Temos os cotilédones, que são folhas embrionárias. São elas as responsáveis por acumular ou transferir todos os nutrientes que serão utilizados pelas plantas no seu desenvolvimento inicial. Os cotilédones possuem extrema importância no início da vida da planta, pois neste desenvolvimento inicial, ainda não existem folhas para fazer a realização da fotossíntese. Para saber mais: quando temos a presença de um ou de dois cotilédones, são permitidas a classificação do vegetal nas categorias: monocotiledônea (que é aquela que possui um cotilédone), e dicotiledônea (que é aquela que possui dois cotilédones).

Na natureza encontramos também as gavinhas. As gavinhas são folhas modificadas que ao olhar para ela, nos lembramos de pequenas “molas”. A principal função das gavinhas é a de fixar a planta, de maneira com que elas fiquem enroladas sobre algum tipo de suporte. Aonde podemos encontrar as gavinhas? Podemos encontra-las em chuchuzeiros e em maracujazeiros.

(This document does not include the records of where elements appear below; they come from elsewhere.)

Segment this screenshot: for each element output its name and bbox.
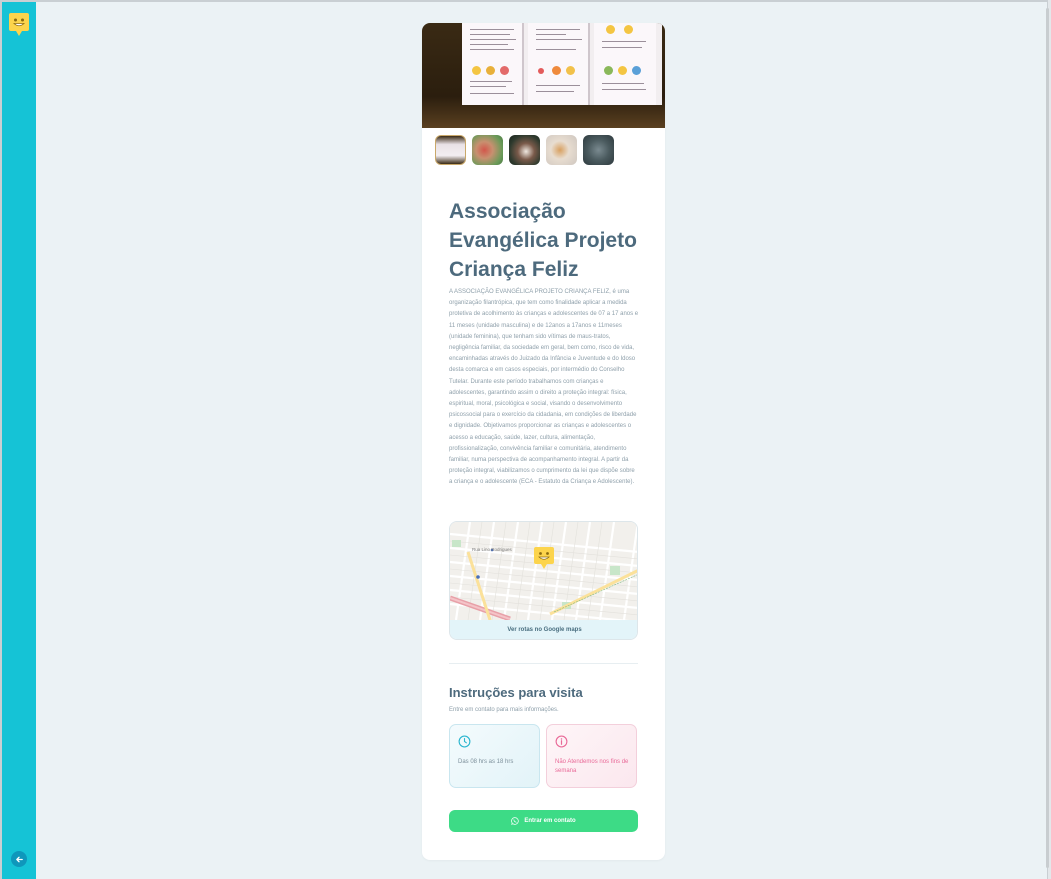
clock-icon (458, 735, 471, 748)
visiting-hours-card: Das 08 hrs as 18 hrs (449, 724, 540, 788)
thumbnail-5[interactable] (583, 135, 614, 165)
section-divider (449, 663, 638, 664)
google-maps-route-link[interactable]: Ver rotas no Google maps (450, 620, 637, 639)
arrow-left-icon (15, 856, 23, 862)
thumbnail-4[interactable] (546, 135, 577, 165)
page-scrollbar[interactable] (1046, 8, 1049, 868)
contact-button-label: Entrar em contato (524, 818, 576, 824)
thumbnail-1[interactable] (435, 135, 466, 165)
thumbnail-2[interactable] (472, 135, 503, 165)
sidebar (2, 2, 36, 879)
organization-title: Associação Evangélica Projeto Criança Fe… (449, 200, 637, 281)
visiting-hours-text: Das 08 hrs as 18 hrs (458, 759, 514, 765)
whatsapp-icon (511, 817, 519, 825)
contact-whatsapp-button[interactable]: Entrar em contato (449, 810, 638, 832)
map-street-label: Rua Lino Rodrigues (472, 547, 513, 552)
hero-photo (422, 23, 665, 128)
info-icon (555, 735, 568, 748)
organization-card: Associação Evangélica Projeto Criança Fe… (422, 23, 665, 860)
back-button[interactable] (11, 851, 27, 867)
organization-description: A ASSOCIAÇÃO EVANGÉLICA PROJETO CRIANÇA … (449, 289, 639, 486)
weekend-notice-text: Não Atendemos nos fins de semana (555, 759, 629, 774)
location-map[interactable]: Rua Lino Rodrigues Ver rotas no Google m… (449, 521, 638, 640)
visit-instructions-subtitle: Entre em contato para mais informações. (449, 707, 559, 713)
logo-icon[interactable] (8, 12, 30, 38)
map-image[interactable]: Rua Lino Rodrigues (450, 522, 637, 623)
visit-instructions-title: Instruções para visita (449, 685, 583, 700)
thumbnail-3[interactable] (509, 135, 540, 165)
window-top-border (0, 0, 1051, 2)
photo-thumbnails (435, 135, 614, 165)
weekend-notice-card: Não Atendemos nos fins de semana (546, 724, 637, 788)
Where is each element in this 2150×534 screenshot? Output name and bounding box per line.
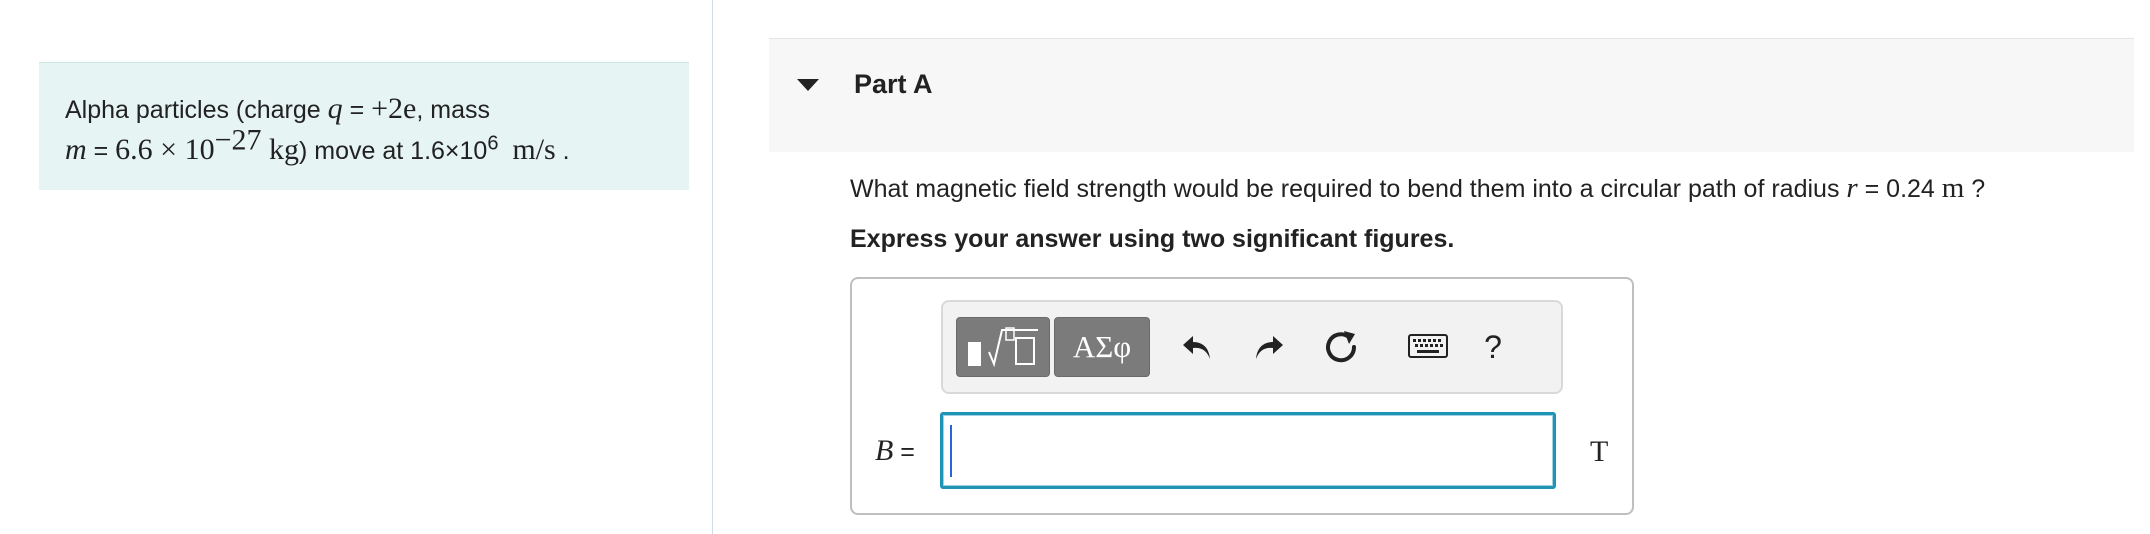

Existem também outras adaptações foliares que podem ser vistas no alho e também na cebola. São os catafilos. A função dos catafilos é proteger o broto vegetativo deste tipo de planta, e ainda, acumular as substâncias nutritivas. Uma curiosidade dos catafilos: sendo os catafilos, um tipo de folha reduzida e modificada, estas folhas estão presentes na maioria das vezes nos momentos em que o clima não está muito bom. No momento em que as condições climáticas ficam mais favoráveis, esta folha normaliza-se e neste período ocorre o desenvolvimento das gemas.

Existem ainda as plantas que têm as suas folhas “modificadas”, e que por sua vez, são como “armadilhas”, para capturar insetos e também pequenos animais. A este tipo de plantas, chamamos de plantas carnívoras. No momento em que as plantas carnívoras capturam um animal, elas ingerem com as enzimas liberadas por tipos de células que são especializadas e encontradas nas suas folhas.

Logo após esta digestão, a planta carnívora absorve todos os compostos nitrogenados, que são escassos no seu habitat natural. Uma curiosidade: cada espécie de planta carnívora possui uma maneira de atrair as suas presas e os seus polinizadores, no entanto, o que geralmente acontece é que a maioria os atrai pelas cores vibrantes e pelo odor do néctar.

Como podemos ler neste texto, a natureza além de linda de se admirar, é também muito inteligente, pois as plantas desenvolvem mecanismos para se protegerem sobre as adversidades do habitat onde elas vivem, tanto para não desidratar, como para conseguir realizar a fotossíntese, e também para atrair as suas presas.